Ханская дочь. Любовь в неволе | страница 21
— Разве ты не оставишь слуги своему сыну, хан?
Монгур недобро усмехнулся:
— К чему? Бахадур сам может позаботиться о себе. Пускай теперь ему служат ваши люди.
Но тут ему в голову пришла мысль, что он может выдать себя, не попрощавшись с Сирин. Он спешился, бросил повод Кицаку и подошел к дочери. С неприятным удивлением хан обнаружил, что ему приходится смотреть на девчонку снизу вверх.
— Что бы ни случилось, сын мой, помни: ты живешь во имя своего народа! — произнес он торжественно.
Сирин покорно кивнула, стараясь сглотнуть комок в горле и унять сердце, трепещущее в груди как птичка.
— Я не посрамлю чести нашего народа, отец!
Ее голос срывался и дрожал, и Монгур был доволен:
— Я знаю. Да хранит тебя Аллах, сын мой!
Разыгранная сцена должна была поразить русских, Монгур был в этом уверен. Довольный, он вспрыгнул на лошадь и едва сдержался, чтобы тут же не пустить ее галопом.
— За мной! — раздался его отрывистый приказ.
Сирин глядела вслед воинам своего племени, которые один за другим выезжали из крепости, — теперь она была одинока, как только может быть одинок человек в голой степи. Казалось, земля качнулась под ногами, и она испуганно оглянулась, ища Сергея Тарлова, которому передал ее русский по имени Ваня.
Он беседовал с полковником, не обращая никакого внимания на юного татарина. Затем он окликнул Ваню и приказал:
— Отведи татарина к другим заложникам!
С этими словами он отвернулся и направился к комендатуре вместе с полковником и другими офицерами.
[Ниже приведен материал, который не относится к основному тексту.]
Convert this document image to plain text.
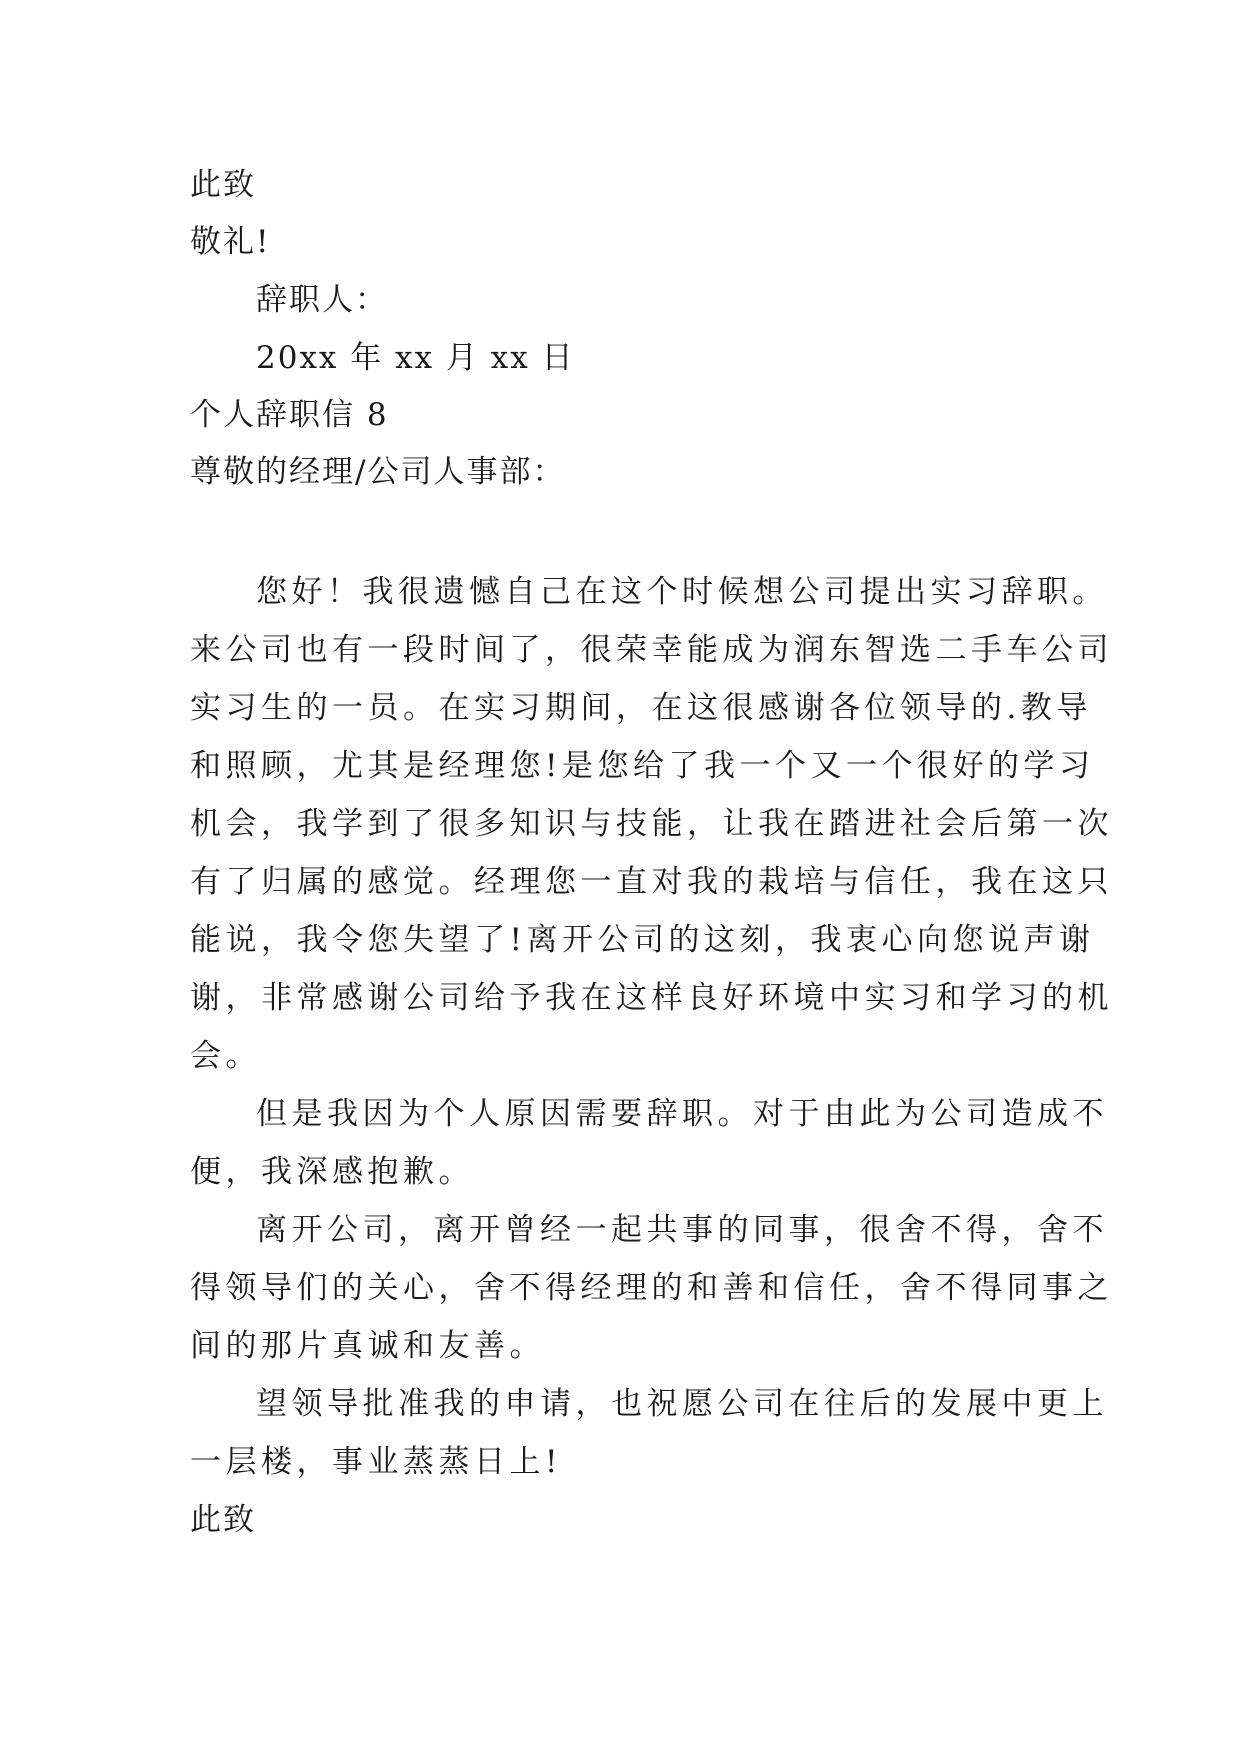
此致
敬礼!
辞职人：
20xx 年 xx 月 xx 日
个人辞职信 8
尊敬的经理/公司人事部：
您好！我很遗憾自己在这个时候想公司提出实习辞职。
来公司也有一段时间了，很荣幸能成为润东智选二手车公司
实习生的一员。在实习期间，在这很感谢各位领导的.教导
和照顾，尤其是经理您!是您给了我一个又一个很好的学习
机会，我学到了很多知识与技能，让我在踏进社会后第一次
有了归属的感觉。经理您一直对我的栽培与信任，我在这只
能说，我令您失望了!离开公司的这刻，我衷心向您说声谢
谢，非常感谢公司给予我在这样良好环境中实习和学习的机
会。
但是我因为个人原因需要辞职。对于由此为公司造成不
便，我深感抱歉。
离开公司，离开曾经一起共事的同事，很舍不得，舍不
得领导们的关心，舍不得经理的和善和信任，舍不得同事之
间的那片真诚和友善。
望领导批准我的申请，也祝愿公司在往后的发展中更上
一层楼，事业蒸蒸日上!
此致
Из грубо сделанного шкафа, который вместе со стульями и столом составлял всю обстановку комнаты, полковник достал папку, повернувшись к иконам, он положил на грудь крестное знамение, а затем обратился к офицерам:
— Вчера пришел приказ, он касается многих из вас, господа. Думаю, он будет последним, который вы получите от меня. — В голосе полковника печаль мешалась с облегчением. С войной на западе нельзя было не считаться — царю требовался каждый, способный держать в руках оружие, и прежде всего офицеры. Побывавшие в сражениях, знакомые с горьким запахом порохового дыма, они не дрогнут и не прикажут трубить отступление, едва завидев вдали чужое знамя. Приказано было отправить офицеров, заместителя коменданта и обоих поручиков, служивших под началом Мендарчука уже немало лет.
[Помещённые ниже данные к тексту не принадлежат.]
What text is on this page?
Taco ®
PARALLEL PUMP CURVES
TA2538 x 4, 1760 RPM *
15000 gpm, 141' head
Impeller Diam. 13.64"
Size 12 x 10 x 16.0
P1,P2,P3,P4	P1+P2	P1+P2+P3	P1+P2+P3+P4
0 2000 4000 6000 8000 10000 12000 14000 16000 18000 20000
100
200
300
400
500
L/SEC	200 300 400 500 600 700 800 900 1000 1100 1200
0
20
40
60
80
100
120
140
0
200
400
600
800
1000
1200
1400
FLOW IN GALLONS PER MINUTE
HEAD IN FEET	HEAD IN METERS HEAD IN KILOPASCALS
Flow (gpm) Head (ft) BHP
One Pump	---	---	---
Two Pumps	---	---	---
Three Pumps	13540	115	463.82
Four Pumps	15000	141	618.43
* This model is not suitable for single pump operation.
Мысли эти нагнали на полковника меланхолию, молодые же офицеры, напротив, оживились. Кирилин был просто счастлив, ему давно уже не терпелось вернуться в столицу, где только и можно было сделать карьеру. Сергей же до сих пор считал позорным свое бесславное отступление под Нарвой, а потому всей душой стремился сойтись со шведами в бою еще раз. По обычаю, прежде чем полковник зачитает приказ, положено было поднять рюмки.